Modeling REDD-baselines using IDRISI’s LCM- Step 1

Analyzing Change

The first stage of a REDD project is the understanding of the historical trends in landuse change. The Change Analysis tab provides a set of tools for the rapid assessment of change, allowing one to generate a series of evaluations of gains and losses, net change, persistence and specific transitions both in map and graphical form. For the change and prediction analyses, a minimum requirement is the specification of two landcover maps that can be used as the basis of understanding the nature of change in the study region and the means of establishing samples of transitions that should be modeled. Other essential files associated with the study area are also specified: reference area, basis roads, and elevation.

Figure 1. Illustrates the historical pattern of change between three dates in time of the Ankeniheny-Mantadia Corridor in Madagascar.

The Change Analysis panel provides a series of very useful graphs of change between the two maps specified in the Project Parameters panel. One can view these graphs in a variety of units (cells, hectares, square kilometers, acres, square miles, % of change and % of area). This rapid assessment allows for an understanding of the dynamic of change among the different landuse categories of the two time periods.

With a greater understanding of the historical changes, the Change Maps panel provides the ability to create a spatial representation of the historical change, including maps of persistence, gains and losses, transitions and exchanges.

Modeling REDD-baselines using IDRISI's LCM - Introduction

Introduction

Initiatives to implement REDD at the site level require the development of a reference scenario of greenhouse gas emissions. This is an estimate of the probable emissions rate throughout a REDD project period if the project were not to be implemented. This must be calculated for the project area as well as the surrounding leakage area. During project implementation, the actual emissions are monitored in both areas and compared to the reference scenario emissions to calculate the creditable emissions reductions.

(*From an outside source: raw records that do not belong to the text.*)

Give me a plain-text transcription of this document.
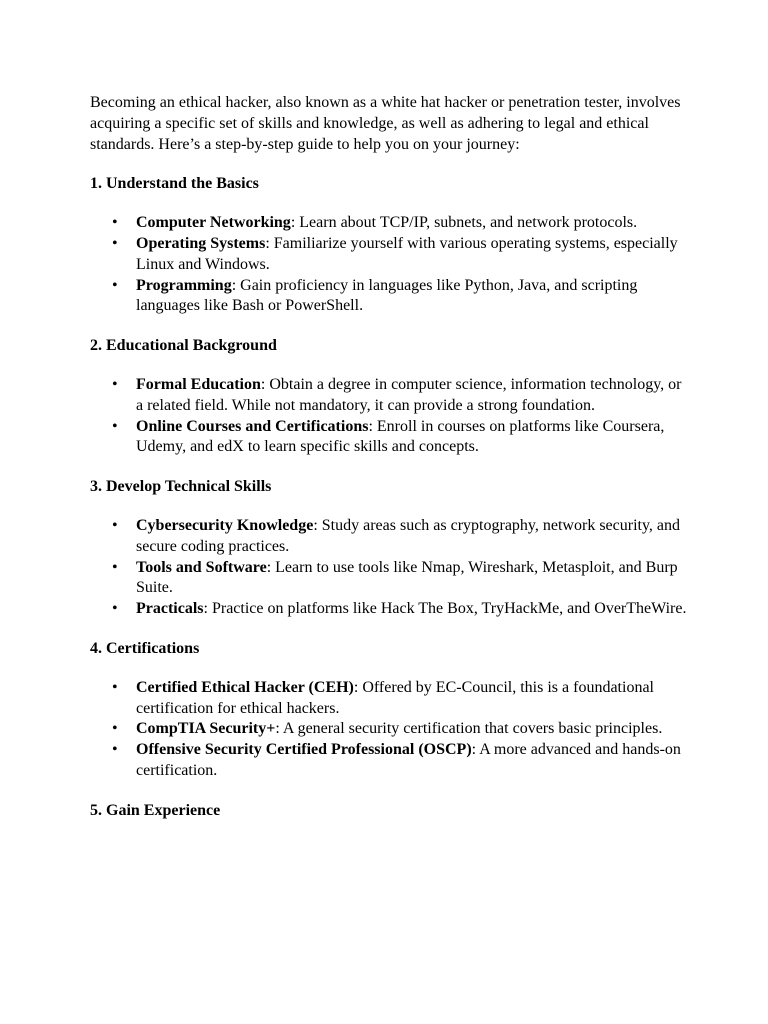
Becoming an ethical hacker, also known as a white hat hacker or penetration tester, involves acquiring a specific set of skills and knowledge, as well as adhering to legal and ethical standards. Here’s a step-by-step guide to help you on your journey:

1. Understand the Basics

• Computer Networking: Learn about TCP/IP, subnets, and network protocols.
• Operating Systems: Familiarize yourself with various operating systems, especially Linux and Windows.
• Programming: Gain proficiency in languages like Python, Java, and scripting languages like Bash or PowerShell.

2. Educational Background

• Formal Education: Obtain a degree in computer science, information technology, or a related field. While not mandatory, it can provide a strong foundation.
• Online Courses and Certifications: Enroll in courses on platforms like Coursera, Udemy, and edX to learn specific skills and concepts.

3. Develop Technical Skills

• Cybersecurity Knowledge: Study areas such as cryptography, network security, and secure coding practices.
• Tools and Software: Learn to use tools like Nmap, Wireshark, Metasploit, and Burp Suite.
• Practicals: Practice on platforms like Hack The Box, TryHackMe, and OverTheWire.

4. Certifications

• Certified Ethical Hacker (CEH): Offered by EC-Council, this is a foundational certification for ethical hackers.
• CompTIA Security+: A general security certification that covers basic principles.
• Offensive Security Certified Professional (OSCP): A more advanced and hands-on certification.

5. Gain Experience
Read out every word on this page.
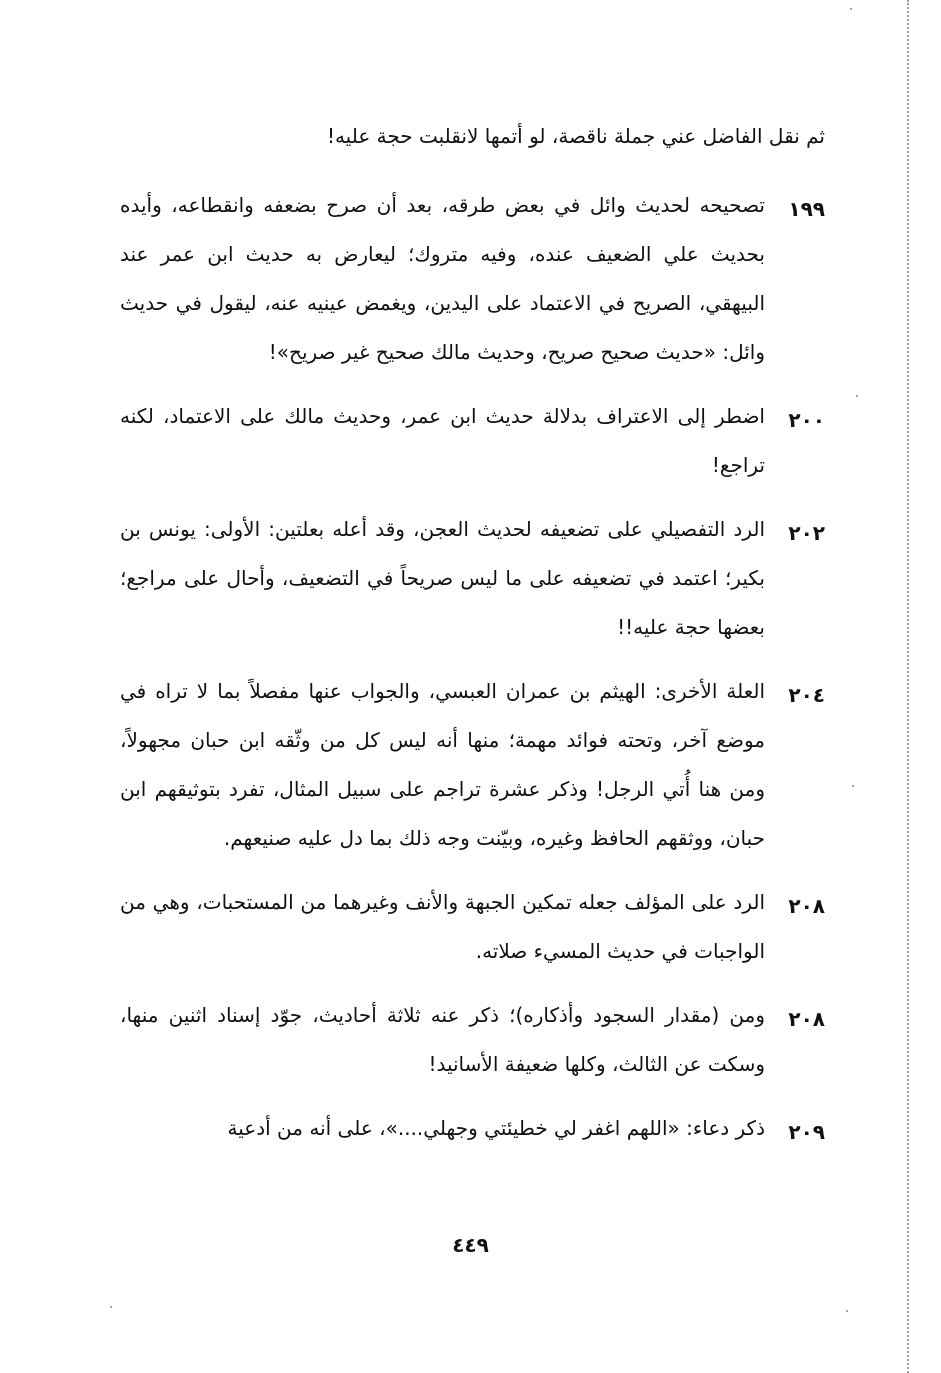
ثم نقل الفاضل عني جملة ناقصة، لو أتمها لانقلبت حجة عليه!

١٩٩

تصحيحه لحديث وائل في بعض طرقه، بعد أن صرح بضعفه وانقطاعه، وأيده بحديث علي الضعيف عنده، وفيه متروك؛ ليعارض به حديث ابن عمر عند البيهقي، الصريح في الاعتماد على اليدين، ويغمض عينيه عنه، ليقول في حديث وائل: «حديث صحيح صريح، وحديث مالك صحيح غير صريح»!

٢٠٠

اضطر إلى الاعتراف بدلالة حديث ابن عمر، وحديث مالك على الاعتماد، لكنه تراجع!

٢٠٢

الرد التفصيلي على تضعيفه لحديث العجن، وقد أعله بعلتين: الأولى: يونس بن بكير؛ اعتمد في تضعيفه على ما ليس صريحاً في التضعيف، وأحال على مراجع؛ بعضها حجة عليه!!

٢٠٤

العلة الأخرى: الهيثم بن عمران العبسي، والجواب عنها مفصلاً بما لا تراه في موضع آخر، وتحته فوائد مهمة؛ منها أنه ليس كل من وثّقه ابن حبان مجهولاً، ومن هنا أُتي الرجل! وذكر عشرة تراجم على سبيل المثال، تفرد بتوثيقهم ابن حبان، ووثقهم الحافظ وغيره، وبيّنت وجه ذلك بما دل عليه صنيعهم.

٢٠٨

الرد على المؤلف جعله تمكين الجبهة والأنف وغيرهما من المستحبات، وهي من الواجبات في حديث المسيء صلاته.

٢٠٨

ومن (مقدار السجود وأذكاره)؛ ذكر عنه ثلاثة أحاديث، جوّد إسناد اثنين منها، وسكت عن الثالث، وكلها ضعيفة الأسانيد!

٢٠٩

ذكر دعاء: «اللهم اغفر لي خطيئتي وجهلي....»، على أنه من أدعية

٤٤٩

Several methods for estimating reference emissions levels have been proposed to the Voluntary Carbon Standards (VCS) group, and all require modeling future emissions based on historical trends in rates and relationships between deforestation patterns and drivers of deforestation. One of the first methodologies submitted to VCS for review is the Mosaic methodology, submitted by the World Bank BioCarbon Fund. As part of this submission, the application of this methodology for the Mantadia REDD site in Madagascar was provided by Conservation International (CI) and Clark Labs at Clark University.

The steps include:

1) Definition of the spatial and temporal boundaries of the project, including the project site and leakage area.

2) Estimation of historical deforestation rates and patterns over at least three time periods covering at least 10 years, the first period used to calibrate the spatial model and the second period to validate it.

3) Projection of the future deforestation rate for the study area, which may be different from the historical rate, given assumptions of population change and infrastructure development.

4) Spatial modeling to determine the patterns of the potential for deforestation, based on the relationships between historical deforestation patterns and spatial variables that characterize land access and suitability.

5) Spatial modeling of deforestation patterns for the validation period, based on (3) and (4).

6) A comparison of the estimated and actual deforestation rates inside vs outside of the project area, in order to validate the model’s ability to estimate the amount of deforestation that will occur inside the project site.

7) Spatial modeling of deforestation patterns for each reporting period throughout the project duration.

8) Combination of the deforestation projection and data on biomass to estimate GHG emissions over each reporting period, for comparison with actual emissions estimates to be produced during the project-monitoring phase of the project.